Robert George, a professor in the politics department at Princeton University, cited three professors — including Peter Singer, a colleague at Princeton — who have declared an infant is not a person with a right to live.

While he could continue with such examples, George testified some of “these scholars promote the idea that killing an infant at the request of its parent … is morally acceptable and ought to be legally permitted.”

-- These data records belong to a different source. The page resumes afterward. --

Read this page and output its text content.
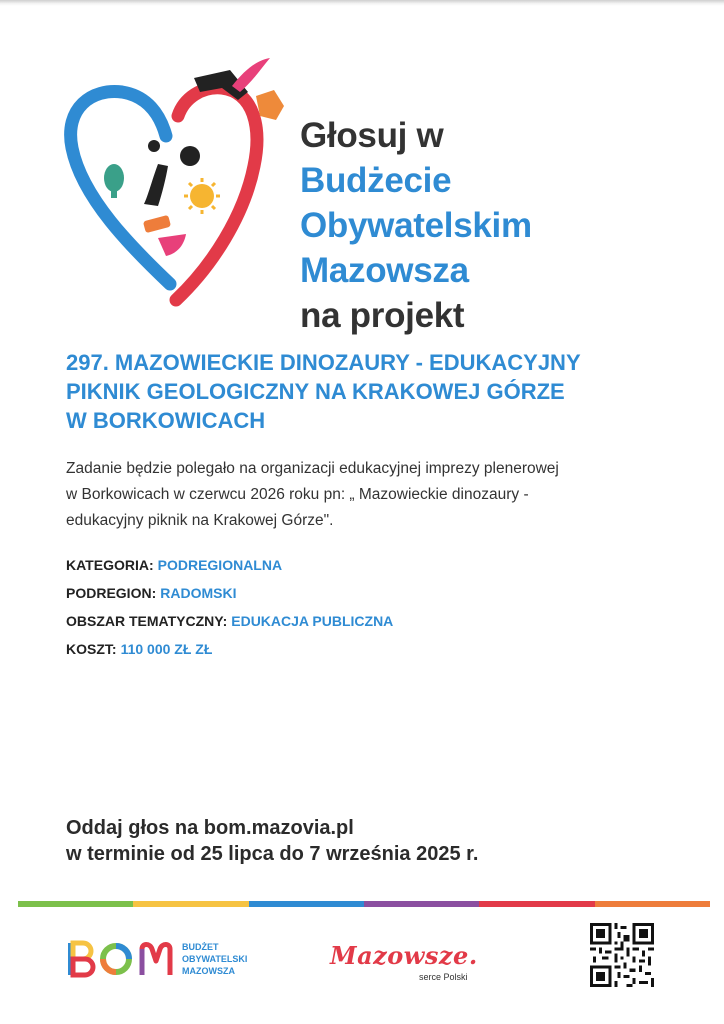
Głosuj w
Budżecie
Obywatelskim
Mazowsza
na projekt

297. MAZOWIECKIE DINOZAURY - EDUKACYJNY
PIKNIK GEOLOGICZNY NA KRAKOWEJ GÓRZE
W BORKOWICACH

Zadanie będzie polegało na organizacji edukacyjnej imprezy plenerowej
w Borkowicach w czerwcu 2026 roku pn: „ Mazowieckie dinozaury -
edukacyjny piknik na Krakowej Górze".

KATEGORIA: PODREGIONALNA
PODREGION: RADOMSKI
OBSZAR TEMATYCZNY: EDUKACJA PUBLICZNA
KOSZT: 110 000 ZŁ ZŁ

Oddaj głos na bom.mazovia.pl
w terminie od 25 lipca do 7 września 2025 r.

BUDŻET
OBYWATELSKI
MAZOWSZA
Mazowsze.
serce Polski
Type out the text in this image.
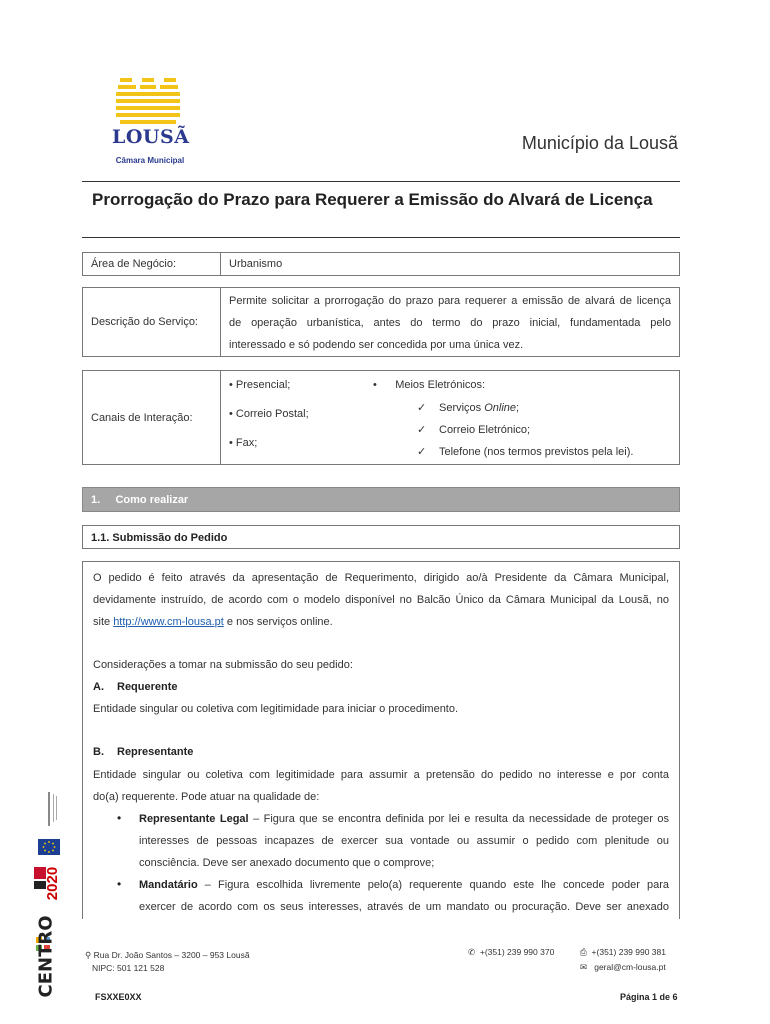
LOUSÃ
Câmara Municipal
Município da Lousã
Prorrogação do Prazo para Requerer a Emissão do Alvará de Licença
Área de Negócio:	Urbanismo
Descrição do Serviço:
Permite solicitar a prorrogação do prazo para requerer a emissão de alvará de licença
de operação urbanística, antes do termo do prazo inicial, fundamentada pelo
interessado e só podendo ser concedida por uma única vez.
Canais de Interação:
• Presencial;
• Correio Postal;
• Fax;
•      Meios Eletrónicos:
✓ Serviços Online;
✓ Correio Eletrónico;
✓ Telefone (nos termos previstos pela lei).
1. Como realizar
1.1. Submissão do Pedido
O pedido é feito através da apresentação de Requerimento, dirigido ao/à Presidente da Câmara Municipal,
devidamente instruído, de acordo com o modelo disponível no Balcão Único da Câmara Municipal da Lousã, no
site http://www.cm-lousa.pt e nos serviços online.
Considerações a tomar na submissão do seu pedido:
A. Requerente
Entidade singular ou coletiva com legitimidade para iniciar o procedimento.
B. Representante
Entidade singular ou coletiva com legitimidade para assumir a pretensão do pedido no interesse e por conta
do(a) requerente. Pode atuar na qualidade de:
• Representante Legal – Figura que se encontra definida por lei e resulta da necessidade de proteger os
interesses de pessoas incapazes de exercer sua vontade ou assumir o pedido com plenitude ou
consciência. Deve ser anexado documento que o comprove;
• Mandatário – Figura escolhida livremente pelo(a) requerente quando este lhe concede poder para
exercer de acordo com os seus interesses, através de um mandato ou procuração. Deve ser anexado
2020
CENTRO	⚲ Rua Dr. João Santos – 3200 – 953 Lousã
NIPC: 501 121 528
✆ +(351) 239 990 370	⎙ +(351) 239 990 381
✉ geral@cm-lousa.pt
FSXXE0XX	Página 1 de 6
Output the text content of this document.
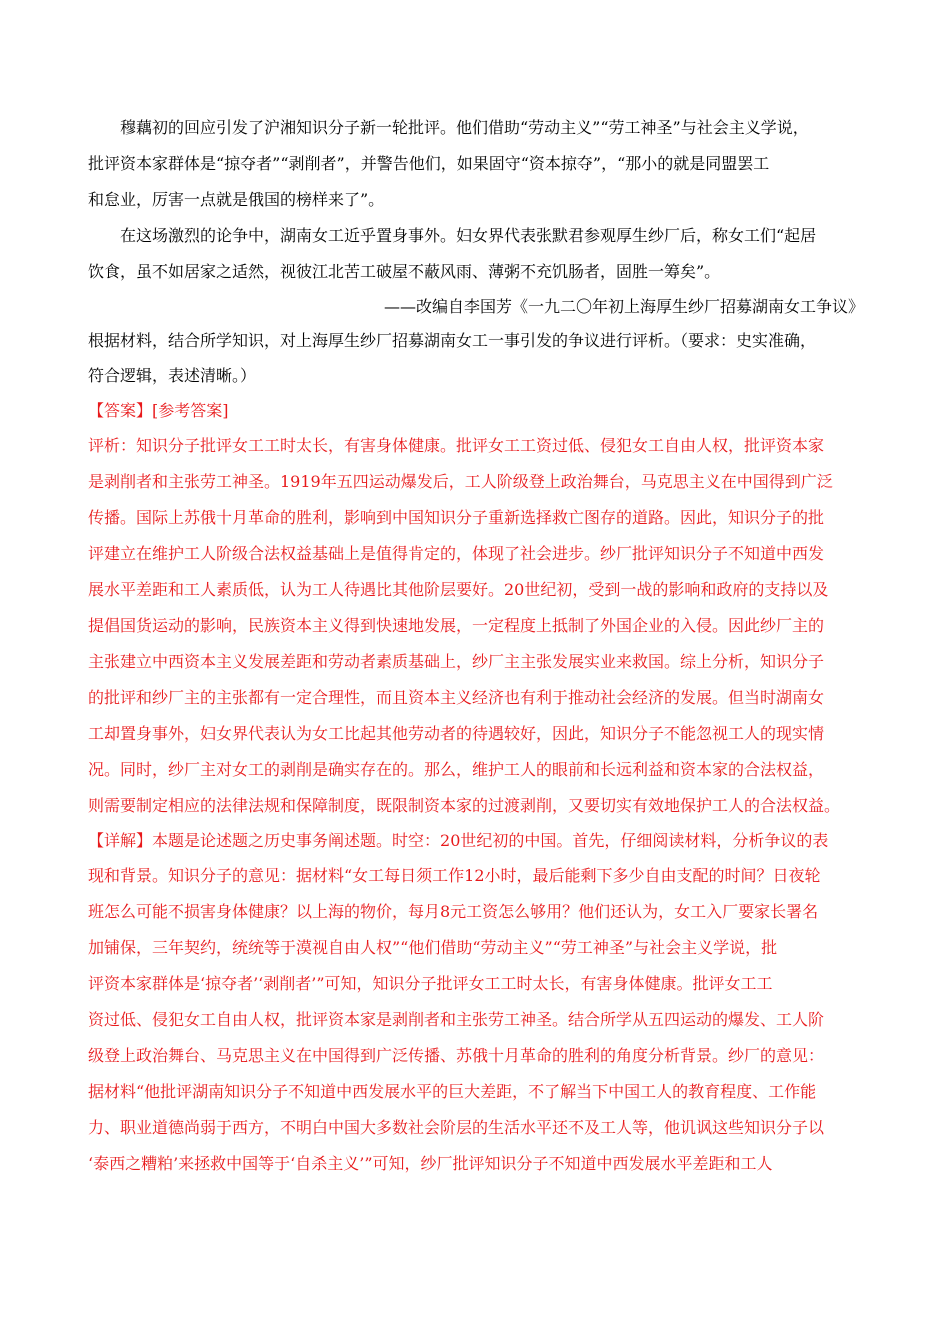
穆藕初的回应引发了沪湘知识分子新一轮批评。他们借助“劳动主义”“劳工神圣”与社会主义学说，
批评资本家群体是“掠夺者”“剥削者”，并警告他们，如果固守“资本掠夺”，“那小的就是同盟罢工
和怠业，厉害一点就是俄国的榜样来了”。
在这场激烈的论争中，湖南女工近乎置身事外。妇女界代表张默君参观厚生纱厂后，称女工们“起居
饮食，虽不如居家之适然，视彼江北苦工破屋不蔽风雨、薄粥不充饥肠者，固胜一筹矣”。
——改编自李国芳《一九二〇年初上海厚生纱厂招募湖南女工争议》
根据材料，结合所学知识，对上海厚生纱厂招募湖南女工一事引发的争议进行评析。（要求：史实准确，
符合逻辑，表述清晰。）
【答案】[参考答案]
评析：知识分子批评女工工时太长，有害身体健康。批评女工工资过低、侵犯女工自由人权，批评资本家
是剥削者和主张劳工神圣。1919年五四运动爆发后，工人阶级登上政治舞台，马克思主义在中国得到广泛
传播。国际上苏俄十月革命的胜利，影响到中国知识分子重新选择救亡图存的道路。因此，知识分子的批
评建立在维护工人阶级合法权益基础上是值得肯定的，体现了社会进步。纱厂批评知识分子不知道中西发
展水平差距和工人素质低，认为工人待遇比其他阶层要好。20世纪初，受到一战的影响和政府的支持以及
提倡国货运动的影响，民族资本主义得到快速地发展，一定程度上抵制了外国企业的入侵。因此纱厂主的
主张建立中西资本主义发展差距和劳动者素质基础上，纱厂主主张发展实业来救国。综上分析，知识分子
的批评和纱厂主的主张都有一定合理性，而且资本主义经济也有利于推动社会经济的发展。但当时湖南女
工却置身事外，妇女界代表认为女工比起其他劳动者的待遇较好，因此，知识分子不能忽视工人的现实情
况。同时，纱厂主对女工的剥削是确实存在的。那么，维护工人的眼前和长远利益和资本家的合法权益，
则需要制定相应的法律法规和保障制度，既限制资本家的过渡剥削，又要切实有效地保护工人的合法权益。
【详解】本题是论述题之历史事务阐述题。时空：20世纪初的中国。首先，仔细阅读材料，分析争议的表
现和背景。知识分子的意见：据材料“女工每日须工作12小时，最后能剩下多少自由支配的时间？日夜轮
班怎么可能不损害身体健康？以上海的物价，每月8元工资怎么够用？他们还认为，女工入厂要家长署名
加铺保，三年契约，统统等于漠视自由人权”“他们借助“劳动主义”“劳工神圣”与社会主义学说，批
评资本家群体是‘掠夺者’‘剥削者’”可知，知识分子批评女工工时太长，有害身体健康。批评女工工
资过低、侵犯女工自由人权，批评资本家是剥削者和主张劳工神圣。结合所学从五四运动的爆发、工人阶
级登上政治舞台、马克思主义在中国得到广泛传播、苏俄十月革命的胜利的角度分析背景。纱厂的意见：
据材料“他批评湖南知识分子不知道中西发展水平的巨大差距，不了解当下中国工人的教育程度、工作能
力、职业道德尚弱于西方，不明白中国大多数社会阶层的生活水平还不及工人等，他讥讽这些知识分子以
‘泰西之糟粕’来拯救中国等于‘自杀主义’”可知，纱厂批评知识分子不知道中西发展水平差距和工人
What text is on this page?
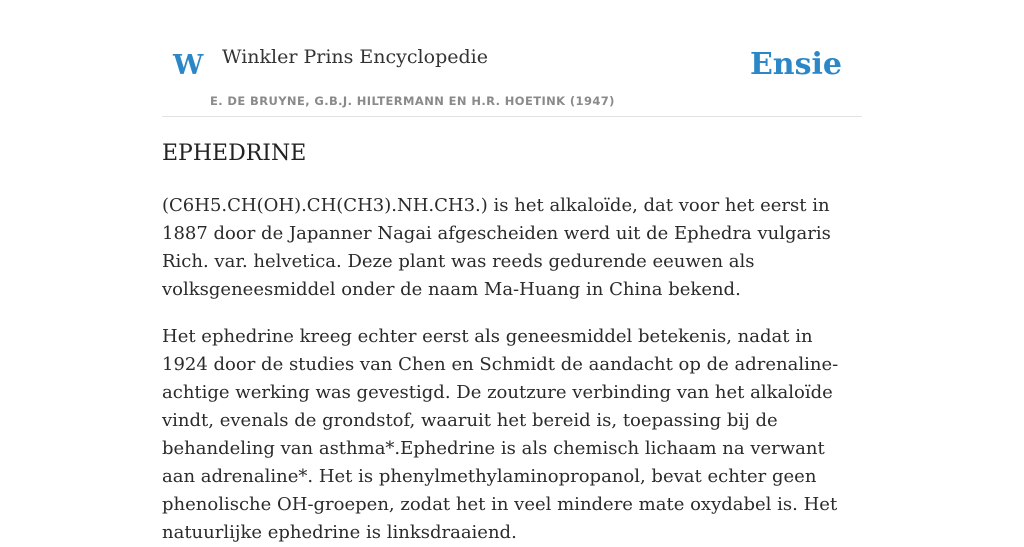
W Winkler Prins Encyclopedie
E. DE BRUYNE, G.B.J. HILTERMANN EN H.R. HOETINK (1947)
Ensie
EPHEDRINE

(C6H5.CH(OH).CH(CH3).NH.CH3.) is het alkaloïde, dat voor het eerst in 1887 door de Japanner Nagai afgescheiden werd uit de Ephedra vulgaris Rich. var. helvetica. Deze plant was reeds gedurende eeuwen als volksgeneesmiddel onder de naam Ma-Huang in China bekend.

Het ephedrine kreeg echter eerst als geneesmiddel betekenis, nadat in 1924 door de studies van Chen en Schmidt de aandacht op de adrenaline-achtige werking was gevestigd. De zoutzure verbinding van het alkaloïde vindt, evenals de grondstof, waaruit het bereid is, toepassing bij de behandeling van asthma*.Ephedrine is als chemisch lichaam na verwant aan adrenaline*. Het is phenylmethylaminopropanol, bevat echter geen phenolische OH-groepen, zodat het in veel mindere mate oxydabel is. Het natuurlijke ephedrine is linksdraaiend.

“The legalization of infanticide constitutes a grave threat to the principle of human equality at the heart of American civil rights ideals,” George said. “If weak and vulnerable members of the human family — and infants are surely among the weakest and most vulnerable — can be defined out of the community of persons whose fundamental rights must be respected and protected by law, the constitutional principle of equal protection becomes a sham. We must begin now putting into place bulwarks against that threat.”

The day prior to the July 20 hearing, Rep. Ileana Ros-Lehtinen, R.-Fla., introduced legislation to protect unborn children whose mothers have been sentenced to death. The Innocent Child Protection Act, H.R. 4888, would block states from executing a pregnant woman.

Earlier in the week, Vice President Al Gore had said he favored permitting the woman to decide where to be executed while pregnant, saying, “The principle of a woman’s right to choose governs in that case,” The New York Times reported.